It's worth noting that unlike, say, "The Last Waltz" (now playing in revival at Shibuya Cine Palace), "Buena Vista" is not so much a straight concert film as a documentary, and Wenders seems far more at home with the latter. Working with a minimal crew and shooting on portable digital video cameras, Wenders -- as he did in his earlier '70s work like "Tokyo-ga" and "Notebook on Cities and Clothes" -- settles into the rhythm of Havana. His inquisitive eye captures the feel of the city in bold, sun-bleached color: strolling the streets with Segundo looking for the old club; trailing Omara through her childhood neighborhood as she serenades one and all; and accompanying Ferrer to his humble shrine at home. There he offers rum to a deity and remarks, "If we'd followed the way of possessions, we would have been gone a long time ago." Imagine that -- a Cuban who doesn't want to move to Miami and live next to a Wal-Mart.

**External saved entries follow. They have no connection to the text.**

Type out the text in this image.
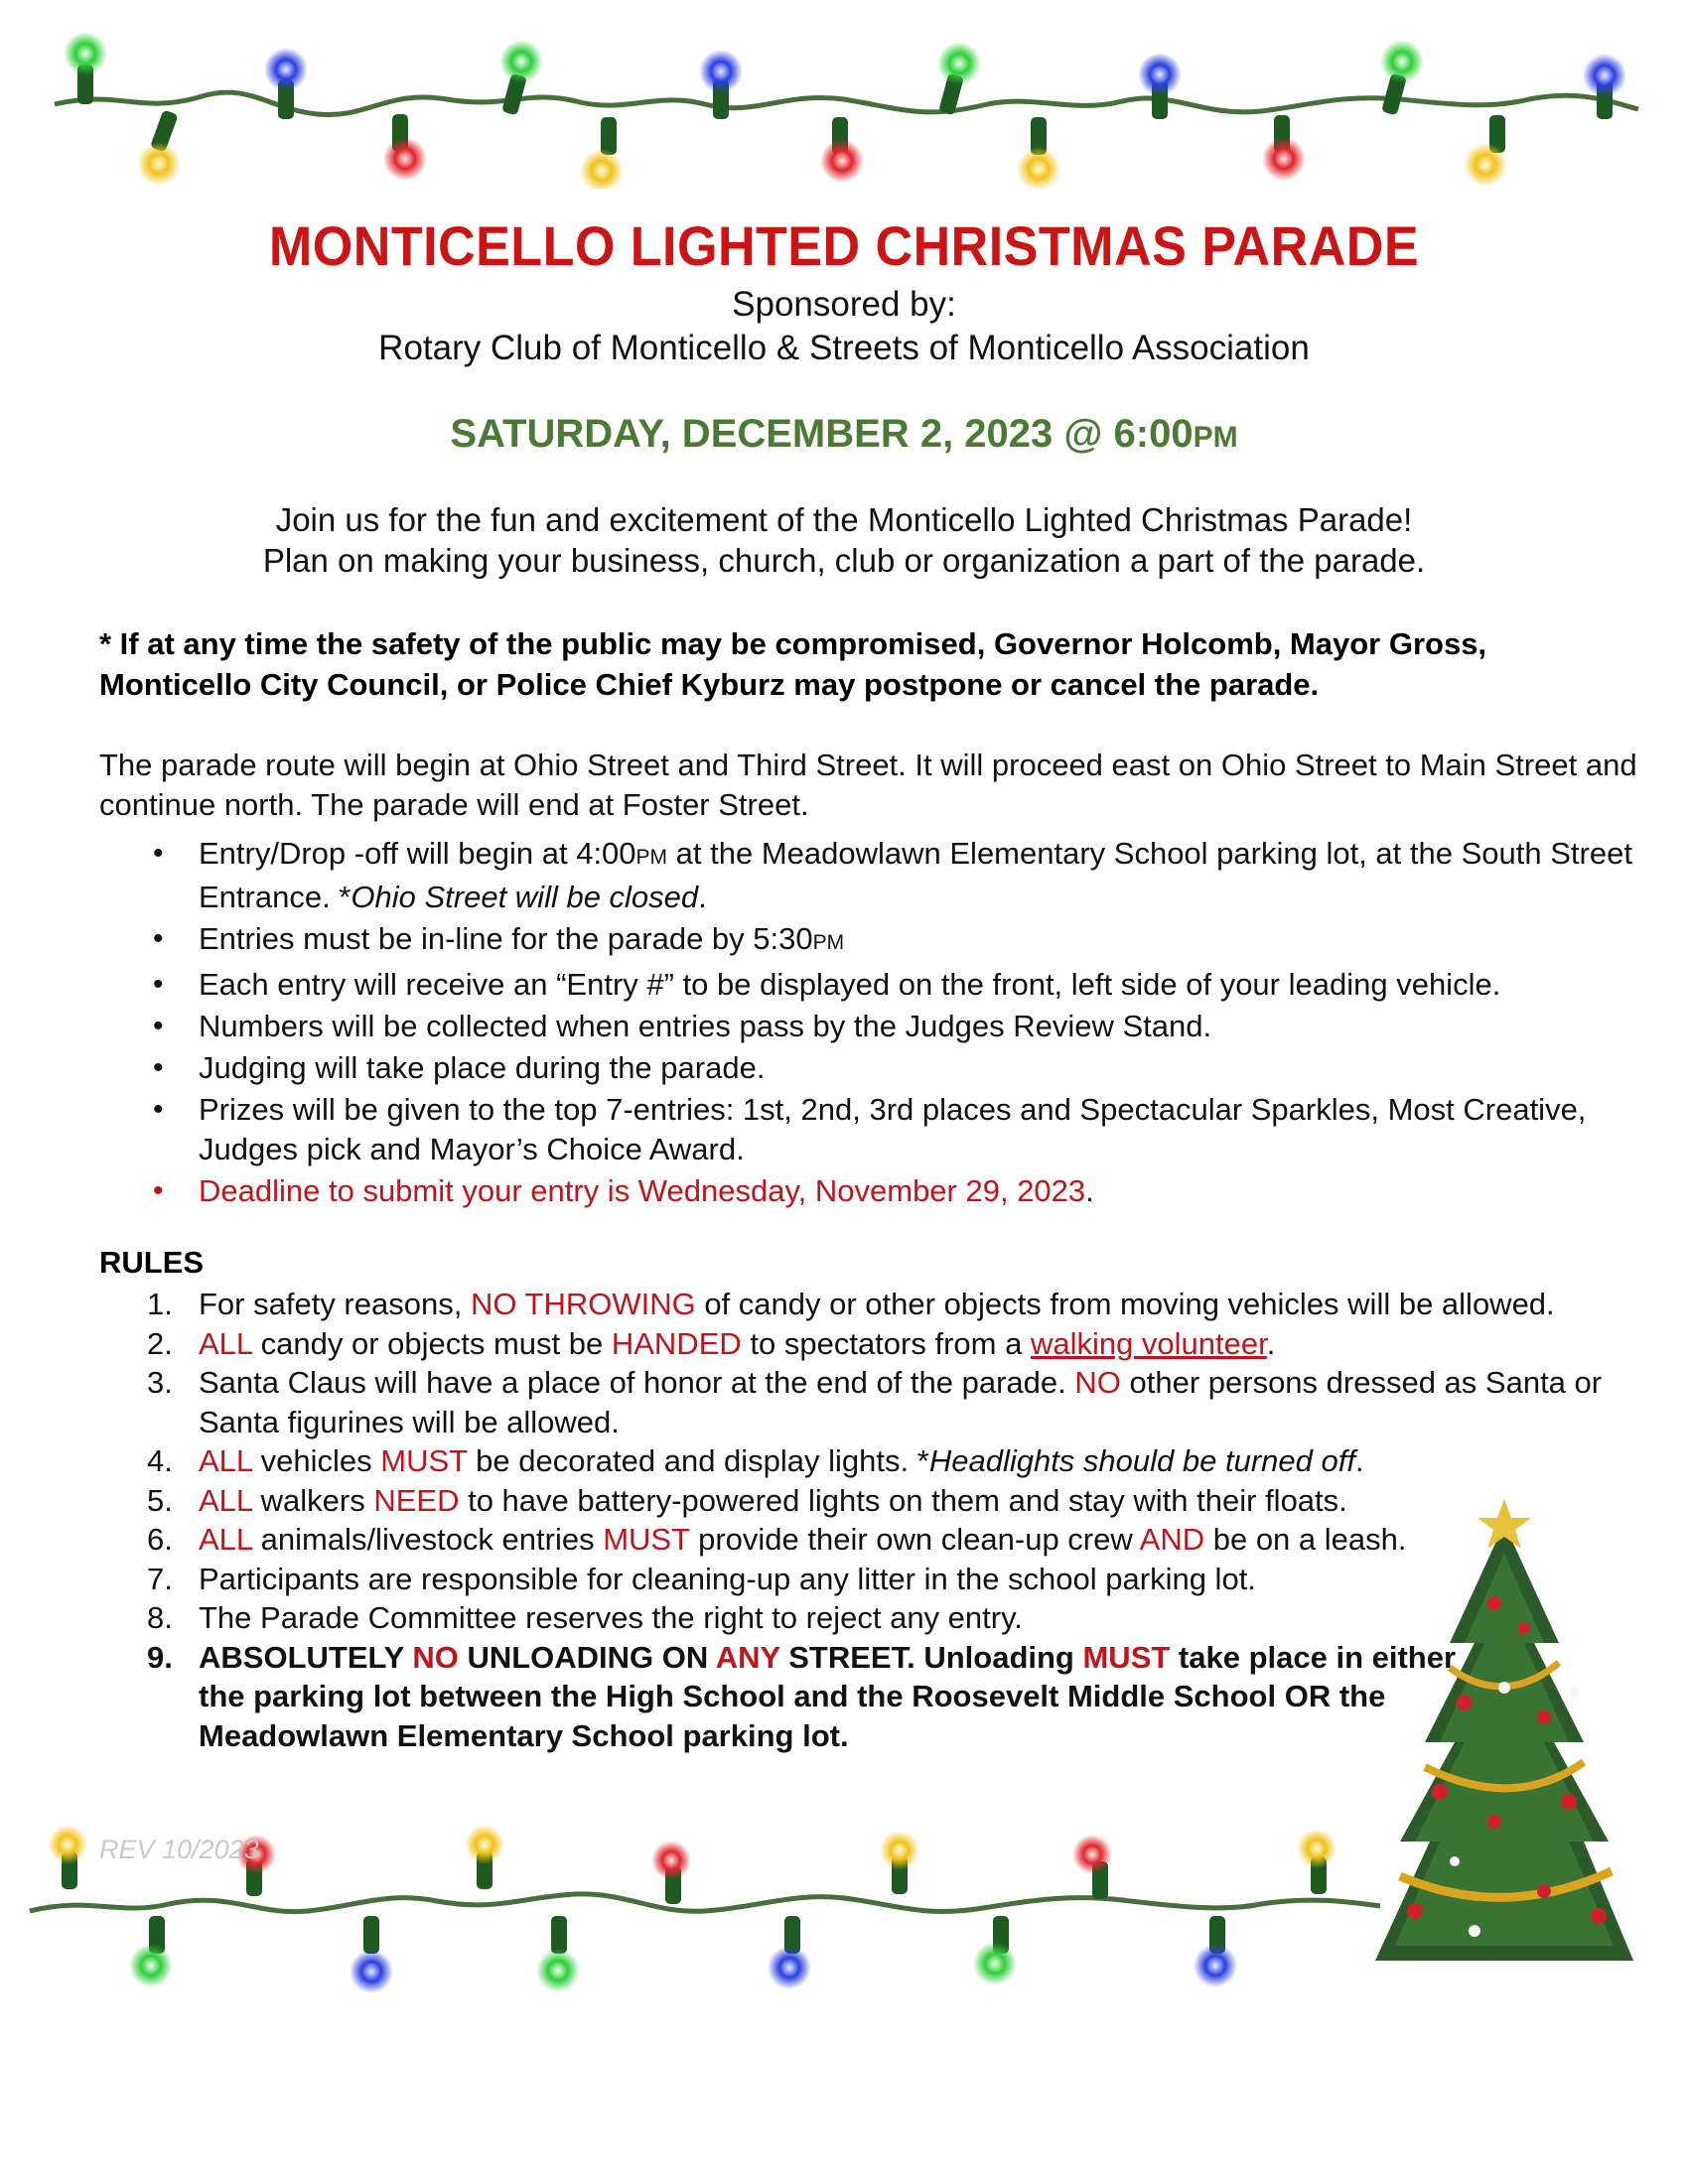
MONTICELLO LIGHTED CHRISTMAS PARADE
Sponsored by:
Rotary Club of Monticello & Streets of Monticello Association
SATURDAY, DECEMBER 2, 2023 @ 6:00PM
Join us for the fun and excitement of the Monticello Lighted Christmas Parade!
Plan on making your business, church, club or organization a part of the parade.
* If at any time the safety of the public may be compromised, Governor Holcomb, Mayor Gross, Monticello City Council, or Police Chief Kyburz may postpone or cancel the parade.
The parade route will begin at Ohio Street and Third Street. It will proceed east on Ohio Street to Main Street and continue north. The parade will end at Foster Street.
• Entry/Drop -off will begin at 4:00PM at the Meadowlawn Elementary School parking lot, at the South Street Entrance. *Ohio Street will be closed.
• Entries must be in-line for the parade by 5:30PM
• Each entry will receive an “Entry #” to be displayed on the front, left side of your leading vehicle.
• Numbers will be collected when entries pass by the Judges Review Stand.
• Judging will take place during the parade.
• Prizes will be given to the top 7-entries: 1st, 2nd, 3rd places and Spectacular Sparkles, Most Creative, Judges pick and Mayor’s Choice Award.
• Deadline to submit your entry is Wednesday, November 29, 2023.
RULES
1. For safety reasons, NO THROWING of candy or other objects from moving vehicles will be allowed.
2. ALL candy or objects must be HANDED to spectators from a walking volunteer.
3. Santa Claus will have a place of honor at the end of the parade. NO other persons dressed as Santa or Santa figurines will be allowed.
4. ALL vehicles MUST be decorated and display lights. *Headlights should be turned off.
5. ALL walkers NEED to have battery-powered lights on them and stay with their floats.
6. ALL animals/livestock entries MUST provide their own clean-up crew AND be on a leash.
7. Participants are responsible for cleaning-up any litter in the school parking lot.
8. The Parade Committee reserves the right to reject any entry.
9. ABSOLUTELY NO UNLOADING ON ANY STREET. Unloading MUST take place in either the parking lot between the High School and the Roosevelt Middle School OR the Meadowlawn Elementary School parking lot.
REV 10/2023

Wenders' unobtrusiveness (unlike his earlier "journals," he largely keeps himself out of the work) serves him well in one-on-one interviews with the musicians, who have some truly touching stories to tell, vivid tales of how they learned their craft, rose to the top and sank to obscurity.

He's not half as unobtrusive in the editing room, however, where he seems compelled to interrupt every performance with a cut-away to the Havana interviews. All of these are compelling, but just once it would be nice to see an entire song performed from beginning to end.

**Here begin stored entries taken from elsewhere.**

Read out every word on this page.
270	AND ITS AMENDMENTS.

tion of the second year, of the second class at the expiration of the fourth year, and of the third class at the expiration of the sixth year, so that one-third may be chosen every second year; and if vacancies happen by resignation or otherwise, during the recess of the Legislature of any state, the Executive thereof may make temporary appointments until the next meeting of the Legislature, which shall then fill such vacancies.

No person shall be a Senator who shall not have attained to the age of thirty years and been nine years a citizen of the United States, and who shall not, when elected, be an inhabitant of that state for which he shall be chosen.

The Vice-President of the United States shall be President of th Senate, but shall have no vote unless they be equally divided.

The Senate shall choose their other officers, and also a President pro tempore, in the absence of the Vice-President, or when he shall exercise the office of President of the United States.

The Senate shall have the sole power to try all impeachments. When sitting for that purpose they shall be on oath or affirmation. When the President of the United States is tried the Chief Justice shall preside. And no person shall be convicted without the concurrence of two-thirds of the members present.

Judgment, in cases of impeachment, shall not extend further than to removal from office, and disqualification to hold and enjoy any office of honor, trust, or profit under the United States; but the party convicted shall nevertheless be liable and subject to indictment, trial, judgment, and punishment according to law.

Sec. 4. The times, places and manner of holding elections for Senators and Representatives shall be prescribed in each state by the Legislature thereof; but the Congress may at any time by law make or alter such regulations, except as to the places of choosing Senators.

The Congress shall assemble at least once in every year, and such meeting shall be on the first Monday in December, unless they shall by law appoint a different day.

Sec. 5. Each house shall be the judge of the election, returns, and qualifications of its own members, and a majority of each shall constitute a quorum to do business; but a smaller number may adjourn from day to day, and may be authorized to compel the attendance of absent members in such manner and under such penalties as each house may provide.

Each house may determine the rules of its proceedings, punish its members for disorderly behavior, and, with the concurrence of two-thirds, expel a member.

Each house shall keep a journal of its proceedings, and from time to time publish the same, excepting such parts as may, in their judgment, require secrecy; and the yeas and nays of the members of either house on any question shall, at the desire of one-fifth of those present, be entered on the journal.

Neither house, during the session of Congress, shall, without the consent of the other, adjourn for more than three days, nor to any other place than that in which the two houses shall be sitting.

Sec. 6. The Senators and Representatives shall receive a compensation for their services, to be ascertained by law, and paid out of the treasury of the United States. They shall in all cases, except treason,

Still, when Wenders gets it right, everything flows perfectly: One segment has Ibrahim Ferrer singing a just-penned piece, the beautifully moody "Silencio," for the first time in the studio, and at the perfect moment, it cuts to the concert stage for a dramatic conclusion to the piece.

Wenders' other major stylistic move was to shoot on digital video, which has some clear advantages, mainly in giving him the freedom to shoot on the fly and on a low budget. But the silent digital cameras also allow him to enter the studio, for intimate shots that would have been impossible with the whirring film cameras of yesteryear. Still, one wishes that Wenders hadn't operated under the idea that shooting on a handicam means the results have to look like a tourist's home video. This becomes even more irritating when these amateurish bits are intercut with those shot by a steadier hand.

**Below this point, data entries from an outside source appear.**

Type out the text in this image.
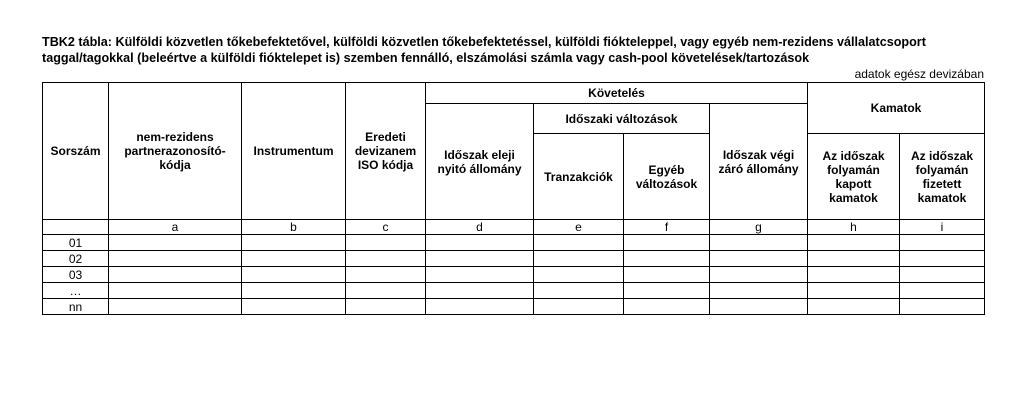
TBK2 tábla: Külföldi közvetlen tőkebefektetővel, külföldi közvetlen tőkebefektetéssel, külföldi fiókteleppel, vagy egyéb nem-rezidens vállalatcsoport taggal/tagokkal (beleértve a külföldi fióktelepet is) szemben fennálló, elszámolási számla vagy cash-pool követelések/tartozások
adatok egész devizában
Sorszám	nem-rezidens partnerazonosító-kódja	Instrumentum	Eredeti devizanem ISO kódja	Követelés				Kamatok	

				Időszak eleji nyitó állomány	Időszaki változások		Időszak végi záró állomány		

					Tranzakciók	Egyéb változások		Az időszak folyamán kapott kamatok	Az időszak folyamán fizetett kamatok

	a	b	c	d	e	f	g	h	i
01									
02									
03									
…									
nn									
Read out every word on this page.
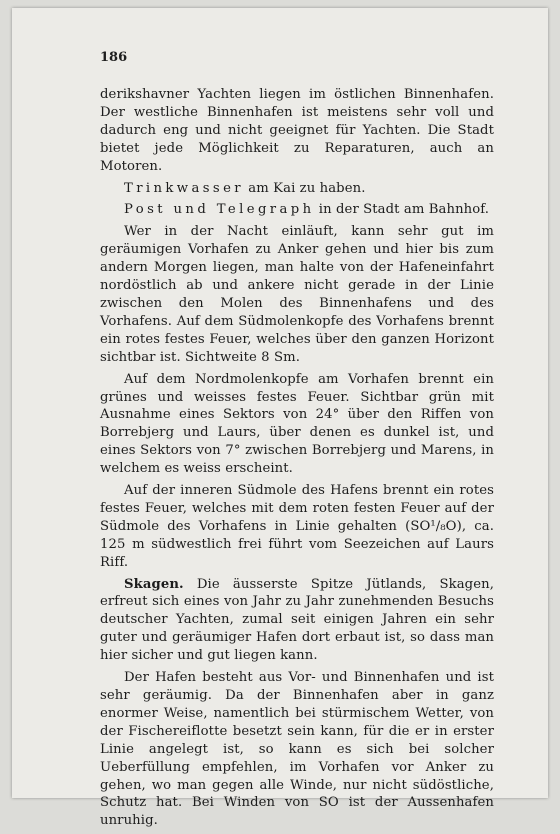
186

derikshavner Yachten liegen im östlichen Binnenhafen. Der westliche Binnenhafen ist meistens sehr voll und dadurch eng und nicht geeignet für Yachten. Die Stadt bietet jede Möglichkeit zu Reparaturen, auch an Motoren.

Trinkwasser am Kai zu haben.

Post und Telegraph in der Stadt am Bahnhof.

Wer in der Nacht einläuft, kann sehr gut im geräumigen Vorhafen zu Anker gehen und hier bis zum andern Morgen liegen, man halte von der Hafeneinfahrt nordöstlich ab und ankere nicht gerade in der Linie zwischen den Molen des Binnenhafens und des Vorhafens. Auf dem Südmolenkopfe des Vorhafens brennt ein rotes festes Feuer, welches über den ganzen Horizont sichtbar ist. Sichtweite 8 Sm.

Auf dem Nordmolenkopfe am Vorhafen brennt ein grünes und weisses festes Feuer. Sichtbar grün mit Ausnahme eines Sektors von 24° über den Riffen von Borrebjerg und Laurs, über denen es dunkel ist, und eines Sektors von 7° zwischen Borrebjerg und Marens, in welchem es weiss erscheint.

Auf der inneren Südmole des Hafens brennt ein rotes festes Feuer, welches mit dem roten festen Feuer auf der Südmole des Vorhafens in Linie gehalten (SO¹/₈O), ca. 125 m südwestlich frei führt vom Seezeichen auf Laurs Riff.

Skagen. Die äusserste Spitze Jütlands, Skagen, erfreut sich eines von Jahr zu Jahr zunehmenden Besuchs deutscher Yachten, zumal seit einigen Jahren ein sehr guter und geräumiger Hafen dort erbaut ist, so dass man hier sicher und gut liegen kann.

Der Hafen besteht aus Vor- und Binnenhafen und ist sehr geräumig. Da der Binnenhafen aber in ganz enormer Weise, namentlich bei stürmischem Wetter, von der Fischereiflotte besetzt sein kann, für die er in erster Linie angelegt ist, so kann es sich bei solcher Ueberfüllung empfehlen, im Vorhafen vor Anker zu gehen, wo man gegen alle Winde, nur nicht südöstliche, Schutz hat. Bei Winden von SO ist der Aussenhafen unruhig.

Never fear: Wenders' slightly awkward technique pales in significance to the mesmerizing life stories and musical performances on display here. Whether it's pianist Gonzalez busking with glee for a group of Havana kids, or the looks of astonishment as the Cubans encounter Manhattan after a lifetime of laid-back Havana, there are more priceless moments here than in a 10-fingered chord.

It's also stirring, in these days of dollars uber alles, to see musicians for whom spirit trumps profit. The passion with which they sing "Cienfuegos," and its lyric "I feel so proud to sing to you about my land," and the fact that not one of them has defected, reflects their acknowledgment that their music springs from their culture, that who they are and what they've become is intrinsically part of where they are.

Viva Cuba -- and please forget Ricky Martin.

"Buena Vista Social Club" is playing at Cinema Rise in Shibuya.